Ola, amigos...aproveito o ensejo e compartilho um
texto que escrevi faz alguns anos.
Saude e felicidade a todos
A Outra Noite
Astor Wartchow
Advogado
“É verdade que esta noite, se às estrelas erradias eu pedir o que
desejo, o céu o concederá?”, pergunta Pablo à sua mãe. No Poema de Natal, de
Pablo Rojas Guardia, poeta venezuelano (1909-1978).
O natal é o máximo da
experiência mágica da infância. Pena que
logo, nem tão criança e nem tão adulto, dá lugar ao olhar crítico de nossas
desigualdades familiares e sociais.
Nessa noite, quando os sinos das igrejas repicarem, lembrarei que
devo me comportar como se vivesse no melhor dos reinos.

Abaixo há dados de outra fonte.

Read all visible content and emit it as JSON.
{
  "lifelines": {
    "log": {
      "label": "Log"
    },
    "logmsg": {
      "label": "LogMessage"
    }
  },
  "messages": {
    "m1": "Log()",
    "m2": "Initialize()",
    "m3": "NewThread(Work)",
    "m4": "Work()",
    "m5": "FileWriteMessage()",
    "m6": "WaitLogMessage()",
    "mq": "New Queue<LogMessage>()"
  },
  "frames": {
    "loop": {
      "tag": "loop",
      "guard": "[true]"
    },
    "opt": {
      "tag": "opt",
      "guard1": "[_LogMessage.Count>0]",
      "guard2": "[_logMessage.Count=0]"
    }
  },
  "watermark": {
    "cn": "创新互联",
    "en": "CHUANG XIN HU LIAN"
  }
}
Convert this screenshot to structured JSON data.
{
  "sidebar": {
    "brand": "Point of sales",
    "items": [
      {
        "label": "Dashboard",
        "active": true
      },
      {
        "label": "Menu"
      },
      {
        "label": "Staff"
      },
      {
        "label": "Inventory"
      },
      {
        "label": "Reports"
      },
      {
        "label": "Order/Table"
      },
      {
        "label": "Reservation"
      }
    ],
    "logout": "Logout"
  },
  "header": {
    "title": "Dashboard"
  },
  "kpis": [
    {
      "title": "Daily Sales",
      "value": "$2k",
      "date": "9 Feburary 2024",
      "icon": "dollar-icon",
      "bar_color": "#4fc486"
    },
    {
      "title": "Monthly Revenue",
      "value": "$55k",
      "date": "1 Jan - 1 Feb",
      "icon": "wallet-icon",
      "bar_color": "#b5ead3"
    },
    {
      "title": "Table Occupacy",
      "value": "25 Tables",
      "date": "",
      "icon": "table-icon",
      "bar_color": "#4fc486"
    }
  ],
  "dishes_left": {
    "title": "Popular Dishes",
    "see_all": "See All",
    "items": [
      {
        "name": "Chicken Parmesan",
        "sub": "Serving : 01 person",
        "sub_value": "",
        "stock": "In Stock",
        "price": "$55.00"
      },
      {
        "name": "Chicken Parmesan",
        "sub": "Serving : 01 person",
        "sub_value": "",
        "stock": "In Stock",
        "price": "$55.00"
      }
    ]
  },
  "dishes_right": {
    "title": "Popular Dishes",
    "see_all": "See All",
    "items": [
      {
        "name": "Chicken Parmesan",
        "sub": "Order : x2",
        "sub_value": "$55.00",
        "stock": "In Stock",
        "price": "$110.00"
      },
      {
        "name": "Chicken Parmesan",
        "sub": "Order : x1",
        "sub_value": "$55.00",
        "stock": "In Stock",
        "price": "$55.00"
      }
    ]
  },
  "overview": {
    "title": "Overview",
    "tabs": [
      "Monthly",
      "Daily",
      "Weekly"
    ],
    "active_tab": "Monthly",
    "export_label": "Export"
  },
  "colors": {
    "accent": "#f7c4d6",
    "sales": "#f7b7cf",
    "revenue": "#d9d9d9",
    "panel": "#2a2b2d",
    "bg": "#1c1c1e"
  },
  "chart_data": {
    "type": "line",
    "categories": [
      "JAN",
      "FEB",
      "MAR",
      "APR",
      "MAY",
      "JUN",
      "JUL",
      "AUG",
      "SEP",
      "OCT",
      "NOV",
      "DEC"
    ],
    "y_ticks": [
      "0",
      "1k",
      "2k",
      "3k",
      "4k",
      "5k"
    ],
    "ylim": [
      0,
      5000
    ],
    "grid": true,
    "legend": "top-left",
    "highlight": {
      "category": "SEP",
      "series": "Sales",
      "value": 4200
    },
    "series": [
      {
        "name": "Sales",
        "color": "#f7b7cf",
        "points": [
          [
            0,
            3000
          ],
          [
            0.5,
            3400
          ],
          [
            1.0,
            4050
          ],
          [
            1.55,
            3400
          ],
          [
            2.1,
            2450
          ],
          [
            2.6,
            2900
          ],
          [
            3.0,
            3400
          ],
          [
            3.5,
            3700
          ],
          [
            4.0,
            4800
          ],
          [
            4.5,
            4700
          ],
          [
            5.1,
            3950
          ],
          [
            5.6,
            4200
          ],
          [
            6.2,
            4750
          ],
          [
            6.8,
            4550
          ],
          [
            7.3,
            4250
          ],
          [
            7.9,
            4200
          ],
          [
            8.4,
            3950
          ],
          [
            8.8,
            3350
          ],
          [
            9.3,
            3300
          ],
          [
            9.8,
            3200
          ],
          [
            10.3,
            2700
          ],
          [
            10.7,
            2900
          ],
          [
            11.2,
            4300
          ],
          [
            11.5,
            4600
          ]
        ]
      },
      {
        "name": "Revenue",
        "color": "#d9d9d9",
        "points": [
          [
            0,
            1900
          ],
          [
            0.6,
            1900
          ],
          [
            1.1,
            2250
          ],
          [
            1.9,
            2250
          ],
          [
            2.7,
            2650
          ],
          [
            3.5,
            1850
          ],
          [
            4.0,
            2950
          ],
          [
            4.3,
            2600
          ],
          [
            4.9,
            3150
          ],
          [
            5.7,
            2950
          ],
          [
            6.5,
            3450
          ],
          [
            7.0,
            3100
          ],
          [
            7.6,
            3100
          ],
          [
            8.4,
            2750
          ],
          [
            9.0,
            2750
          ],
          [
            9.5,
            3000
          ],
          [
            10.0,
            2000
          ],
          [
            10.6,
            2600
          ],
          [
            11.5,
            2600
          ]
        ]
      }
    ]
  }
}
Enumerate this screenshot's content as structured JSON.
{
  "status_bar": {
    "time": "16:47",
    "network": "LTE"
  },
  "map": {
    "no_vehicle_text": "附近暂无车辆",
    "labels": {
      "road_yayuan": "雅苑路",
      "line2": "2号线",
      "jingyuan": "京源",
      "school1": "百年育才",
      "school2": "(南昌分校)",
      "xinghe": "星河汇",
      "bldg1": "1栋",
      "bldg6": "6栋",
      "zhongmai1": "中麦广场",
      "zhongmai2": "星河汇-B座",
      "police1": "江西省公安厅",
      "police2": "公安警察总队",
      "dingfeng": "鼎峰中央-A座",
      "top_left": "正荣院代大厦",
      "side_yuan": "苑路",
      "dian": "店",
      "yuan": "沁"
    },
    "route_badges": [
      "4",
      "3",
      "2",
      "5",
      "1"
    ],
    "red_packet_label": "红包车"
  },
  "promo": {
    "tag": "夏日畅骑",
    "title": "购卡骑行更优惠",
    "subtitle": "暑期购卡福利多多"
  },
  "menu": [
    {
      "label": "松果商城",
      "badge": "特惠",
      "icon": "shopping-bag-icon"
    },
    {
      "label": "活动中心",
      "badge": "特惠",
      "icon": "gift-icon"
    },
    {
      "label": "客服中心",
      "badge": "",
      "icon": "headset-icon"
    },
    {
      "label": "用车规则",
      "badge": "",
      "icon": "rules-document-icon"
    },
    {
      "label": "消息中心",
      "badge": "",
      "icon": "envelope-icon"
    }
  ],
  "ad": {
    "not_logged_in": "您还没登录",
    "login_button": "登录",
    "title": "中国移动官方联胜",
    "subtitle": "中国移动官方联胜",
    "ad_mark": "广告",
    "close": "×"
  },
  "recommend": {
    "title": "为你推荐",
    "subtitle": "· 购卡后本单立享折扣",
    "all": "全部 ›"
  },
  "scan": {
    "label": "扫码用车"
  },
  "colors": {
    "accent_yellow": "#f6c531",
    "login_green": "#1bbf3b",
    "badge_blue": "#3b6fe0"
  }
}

E, preferencialmente,
silenciar e sufocar a lembrança dos meninos e meninas que não acordarão
cercados de brinquedos. Que dirá acolhidos em boa cama e cercados do afeto de
seus pais!
E para não estragar a festa, prometo sorrir tal qual uma
presenteada e feliz criança, enquanto submeto o adulto ao silêncio e a
anestesia proporcionada pela boa e típica mesa. E em nome da paz festiva,
familiar e social, ainda que falsa aliança, também prometo deixar de lado os
transtornos e assuntos que me lembram que há “lá fora” uma guerra pela
sobrevivência.
A maioria das pessoas
consegue presentear e festejar como se não houvesse um mundo exterior. E nem
falo daquele distante, mas aquele bem próximo de nós, às vezes do outro lado de
altos muros, de cercas elétricas e de nossas guaritas. Onde passa a noite de
natal o “nosso guardinha”, distante de sua família e em troca de algumas
simbólicas moedas de ouro, óleo de mirra e incenso.
Há uma força oculta no
natal. Uma força que não é verdadeiramente cristã. Que nos atrai às festas, às
comemorações e para um desfile de dissimulação. O natal resta como um imenso
imã de atração coletiva e de objetivos comerciais e festivos. O tal e popular
Jesus, lembrado e milenar ícone religioso, é apenas mais um garoto propaganda!
O natal que me atrai não é
o dos festejos e dos presentes. O natal que me atrai é aquele que não houve.
Afinal, onde está o amor desinteressado, comprometido e fraternalmente
engajado? Não estamos escravizados pela ostentação de poder e riqueza e de um
exibicionismo acerca de uma felicidade festiva e irreal?
Sabemos que a felicidade
real não é do jeito que é declarada e exibida nessa época do ano. Então, esse
exibicionismo natalino não é uma forma ostensiva de poder e vaidade?
Bem, prometi me comportar.
Mas, em silêncio lembrarei o verso do poeta Manuel Bandeira: “Sou bem nascido.
Menino fui, como os demais, feliz. Depois, veio o mau destino e fez de mim o
que quis”.
E agora, faltando poucas horas para a noite de natal, diante do
espelho do meu quarto invoco sua magia e nele me escondo por um dia. E,
imediatamente, deixo sair de lá um menino faceiro que corre rápido de olho na
árvore de natal e na chaminé. E, quem sabe, sortudo, ainda ouvir um alô de
despedida do barbudo: “Hohoho, hohoho!”